UTF-16 and UTF-32 are unhandled

Wide characters should probably be supported, or, at the very least, warned about.

Test case:

mkdir -p ikiwiki-utf-test/raw ikiwiki-utf-test/rendered
for page in txt mdwn; do
  echo hello > ikiwiki-utf-test/raw/$page.$page
  for text in 8 16 16BE 16LE 32 32BE 32LE; do
    iconv -t UTF$text ikiwiki-utf-test/raw/$page.$page > ikiwiki-utf-test/raw/$page-utf$text.$page;
  done
done
ikiwiki --verbose --plugin txt --plugin mdwn ikiwiki-utf-test/raw/ ikiwiki-utf-test/rendered/
www-browser ikiwiki-utf-test/rendered/ || x-www-browser ikiwiki-utf-test/rendered/
# rm -r ikiwiki-utf-test/ # some browsers rather stupidly daemonize themselves, so this operation can't easily be safely automated

BOMless LE and BE input is probably a lost cause.

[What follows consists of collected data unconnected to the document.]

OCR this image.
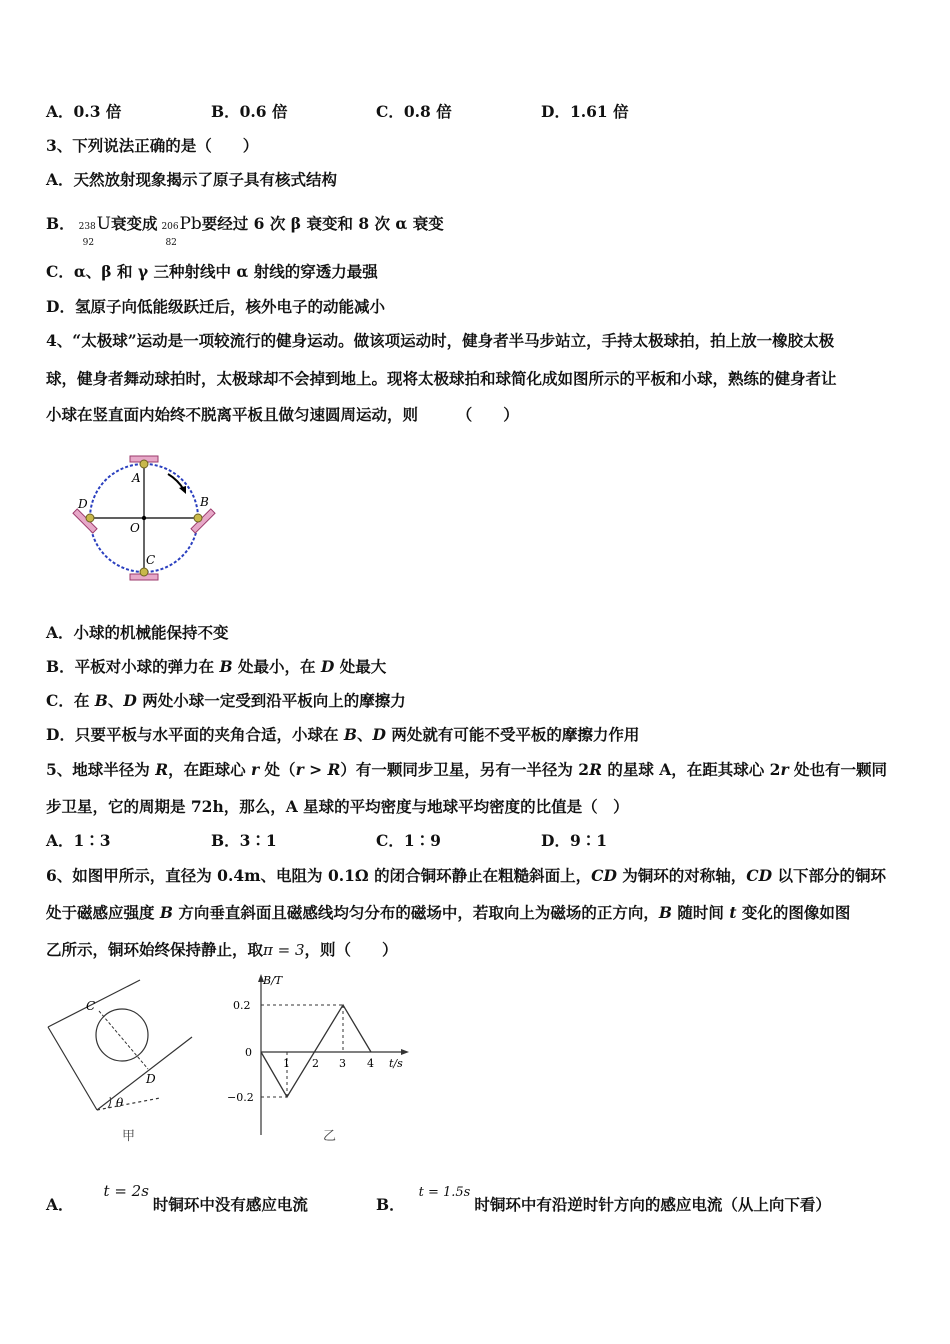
A．0.3 倍	B．0.6 倍	C．0.8 倍	D．1.61 倍
3、下列说法正确的是（　　）
A．天然放射现象揭示了原子具有核式结构
B． 238
92
U衰变成 206
82
Pb要经过 6 次 β 衰变和 8 次 α 衰变
C．α、β 和 γ 三种射线中 α 射线的穿透力最强
D．氢原子向低能级跃迁后，核外电子的动能减小
4、“太极球”运动是一项较流行的健身运动。做该项运动时，健身者半马步站立，手持太极球拍，拍上放一橡胶太极
球，健身者舞动球拍时，太极球却不会掉到地上。现将太极球拍和球简化成如图所示的平板和小球，熟练的健身者让
小球在竖直面内始终不脱离平板且做匀速圆周运动，则　　　（　　）
A
B
C
D
O
A．小球的机械能保持不变
B．平板对小球的弹力在 B 处最小，在 D 处最大
C．在 B、D 两处小球一定受到沿平板向上的摩擦力
D．只要平板与水平面的夹角合适，小球在 B、D 两处就有可能不受平板的摩擦力作用
5、地球半径为 R，在距球心 r 处（r > R）有一颗同步卫星，另有一半径为 2R 的星球 A，在距其球心 2r 处也有一颗同
步卫星，它的周期是 72h，那么，A 星球的平均密度与地球平均密度的比值是（　）
A．1∶3	B．3∶1	C．1∶9	D．9∶1
6、如图甲所示，直径为 0.4m、电阻为 0.1Ω 的闭合铜环静止在粗糙斜面上，CD 为铜环的对称轴，CD 以下部分的铜环
处于磁感应强度 B 方向垂直斜面且磁感线均匀分布的磁场中，若取向上为磁场的正方向，B 随时间 t 变化的图像如图
乙所示，铜环始终保持静止，取π = 3，则（　　）
C
D
θ
甲
B/T
0.2
0
−0.2
1 2 3 4 t/s
乙
A．t = 2s时铜环中没有感应电流	B．$^{t = 1.5s}$时铜环中有沿逆时针方向的感应电流（从上向下看）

Optimally, UTF-16 (which is ubiquitous in the Windows world) and UTF-32 should be fully supported, probably by converting to mostly-UTF-8 and using &#xXXXX; or &#DDDDD; XML escapes where necessary.

Suboptimally, UTF-16 and UTF-32 should be converted to UTF-8 where cleanly possible and a warning printed where impossible.

Reading the wikipedia pages about UTF-8 and UTF-16, all valid Unicode characters are representable in UTF-8, UTF-16 and UTF-32, and the only errors possible with UTF-16/32 -> UTF-8 translation are when there are encoding errors in the original document.

Of course, it's entirely possible that not all browsers support utf-8 correctly, and we might need to support the option of encoding into CESU-8 instead, which has the side-effect of allowing the transcription of UTF-16 or UTF-32 encoding errors into the output byte-stream, rather than pedantically removing those bytes.

An interesting question would be how to determine the character set of an arbitrary new file added to the repository, unless the repository itself handles character-encoding, in which case, we can just ask the repository to hand us a UTF-8 encoded version of the file.

-- Martin Rudat